Image: Merce Cunningham and Dancers in Assemblage (1968)
Photo © James Klosty, courtesy of the Merce Cunningham Trust
 
Merce Cunningham for Camera
EAI Screening @ Migrating Forms Festival
Migrating Forms
at BAM (Brooklyn Academy of Music) Peter Jay Sharp Building
BAM Rose Cinemas
30 Lafayette Avenue
New York, NY 11217

Sunday, December 15, 2013, 2:00 pm

EAI partnered with the Migrating Forms Festival to present a program of works that highlight Merce Cunningham's choreography for camera, featuring his close collaboration with artist and former Cunningham filmmaker-in-residence Charles Atlas, with whom he created a new and influential hybrid art they called "video-dance." The program also included a collaboration with Atlas, Nam June Paik, and Shigeko Kubota, staged for public television. Following the screening, Charles Atlas was in conversation with EAI?s Director of Distribution, Rebecca Cleman.
 
CHARLES ATLAS & MERCE CUNNINGHAM: EXCHANGE
Premiere Screening + Artist Talk
Electronic Arts Intermix (EAI) 535 West 22nd Street, 5th floor New York, NY 10011

Thursday, February 7, 2013
6:30 pm

EAI proudly presented the premiere screening of Exchange (1978/2013, 40:19 min), artist Charles Atlas' newly completed film based on the 1978 dance piece of the same name by legendary dancer/choreographer Merce Cunningham (1919-2009). Atlas—one of the foremost interpreters of dance, theater and performance on video and film—created the new film Exchange from never-before-seen footage that he shot in 1978 and that was only recently rediscovered by the Merce Cunningham Trust (MCT).
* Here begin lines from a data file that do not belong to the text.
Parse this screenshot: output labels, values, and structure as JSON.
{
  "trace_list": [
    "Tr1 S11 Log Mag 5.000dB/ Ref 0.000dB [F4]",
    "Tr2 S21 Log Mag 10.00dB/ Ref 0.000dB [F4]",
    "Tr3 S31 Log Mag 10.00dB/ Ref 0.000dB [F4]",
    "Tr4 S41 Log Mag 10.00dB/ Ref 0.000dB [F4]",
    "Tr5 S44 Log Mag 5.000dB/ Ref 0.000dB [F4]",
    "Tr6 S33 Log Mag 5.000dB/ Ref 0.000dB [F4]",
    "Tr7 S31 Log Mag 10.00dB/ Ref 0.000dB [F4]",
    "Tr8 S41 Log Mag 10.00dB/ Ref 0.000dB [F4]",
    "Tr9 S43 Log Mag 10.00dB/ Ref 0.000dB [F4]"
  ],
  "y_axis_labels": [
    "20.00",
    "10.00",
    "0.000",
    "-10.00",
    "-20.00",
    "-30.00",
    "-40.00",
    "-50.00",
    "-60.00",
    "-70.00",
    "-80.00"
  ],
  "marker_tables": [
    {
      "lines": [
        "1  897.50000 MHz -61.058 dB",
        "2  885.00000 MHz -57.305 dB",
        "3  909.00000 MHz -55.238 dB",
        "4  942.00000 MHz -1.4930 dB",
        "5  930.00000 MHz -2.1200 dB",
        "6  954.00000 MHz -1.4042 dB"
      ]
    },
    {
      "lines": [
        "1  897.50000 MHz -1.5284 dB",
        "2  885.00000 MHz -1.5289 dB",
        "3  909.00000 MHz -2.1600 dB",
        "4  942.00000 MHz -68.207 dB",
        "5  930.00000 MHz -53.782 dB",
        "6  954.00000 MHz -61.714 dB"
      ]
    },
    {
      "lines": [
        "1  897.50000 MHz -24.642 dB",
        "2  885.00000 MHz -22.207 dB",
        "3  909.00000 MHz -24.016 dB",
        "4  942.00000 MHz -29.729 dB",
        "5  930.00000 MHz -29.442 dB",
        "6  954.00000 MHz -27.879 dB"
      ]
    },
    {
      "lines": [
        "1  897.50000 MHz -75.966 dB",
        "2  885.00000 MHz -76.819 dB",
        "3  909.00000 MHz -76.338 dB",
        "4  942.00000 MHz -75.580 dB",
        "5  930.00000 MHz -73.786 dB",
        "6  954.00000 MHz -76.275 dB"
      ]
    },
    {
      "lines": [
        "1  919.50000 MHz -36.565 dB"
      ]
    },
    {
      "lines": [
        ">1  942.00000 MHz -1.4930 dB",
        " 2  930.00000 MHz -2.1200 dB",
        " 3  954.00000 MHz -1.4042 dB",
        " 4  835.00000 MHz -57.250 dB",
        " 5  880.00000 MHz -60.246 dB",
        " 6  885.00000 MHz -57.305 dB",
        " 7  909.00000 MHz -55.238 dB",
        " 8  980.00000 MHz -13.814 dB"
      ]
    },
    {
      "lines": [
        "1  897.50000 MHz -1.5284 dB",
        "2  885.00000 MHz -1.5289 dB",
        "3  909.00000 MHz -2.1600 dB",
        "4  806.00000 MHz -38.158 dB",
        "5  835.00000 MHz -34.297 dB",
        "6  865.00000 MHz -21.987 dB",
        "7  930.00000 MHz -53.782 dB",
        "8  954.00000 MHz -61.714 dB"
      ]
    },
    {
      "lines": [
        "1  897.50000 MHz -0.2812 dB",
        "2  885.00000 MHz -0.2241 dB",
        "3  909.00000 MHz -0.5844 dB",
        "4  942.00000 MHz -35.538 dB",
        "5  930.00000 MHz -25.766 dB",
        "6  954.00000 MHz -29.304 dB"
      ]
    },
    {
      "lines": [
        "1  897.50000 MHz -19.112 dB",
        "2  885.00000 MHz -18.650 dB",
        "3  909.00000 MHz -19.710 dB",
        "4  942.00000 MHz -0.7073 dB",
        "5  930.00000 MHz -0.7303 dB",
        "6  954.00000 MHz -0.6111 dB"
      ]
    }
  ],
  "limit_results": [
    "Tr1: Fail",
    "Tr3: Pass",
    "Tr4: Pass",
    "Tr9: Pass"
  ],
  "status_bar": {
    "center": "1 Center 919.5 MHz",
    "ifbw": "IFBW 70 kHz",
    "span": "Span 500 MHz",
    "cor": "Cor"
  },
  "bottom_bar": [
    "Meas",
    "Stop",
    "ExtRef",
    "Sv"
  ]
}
The film captures a performance of Exchange by Cunningham and his company, with costumes and backdrop designed by Jasper Johns and music by David Tudor. Two of Atlas' earliest short films were screened before Exchange: More Joints (1972), featuring Cunningham's ankle in a starring role; and Nevada (1973), in which dancer and choreographer Douglas Dunn performs. Atlas introduced the screening and spoke about his long collaborative relationship with Cunningham.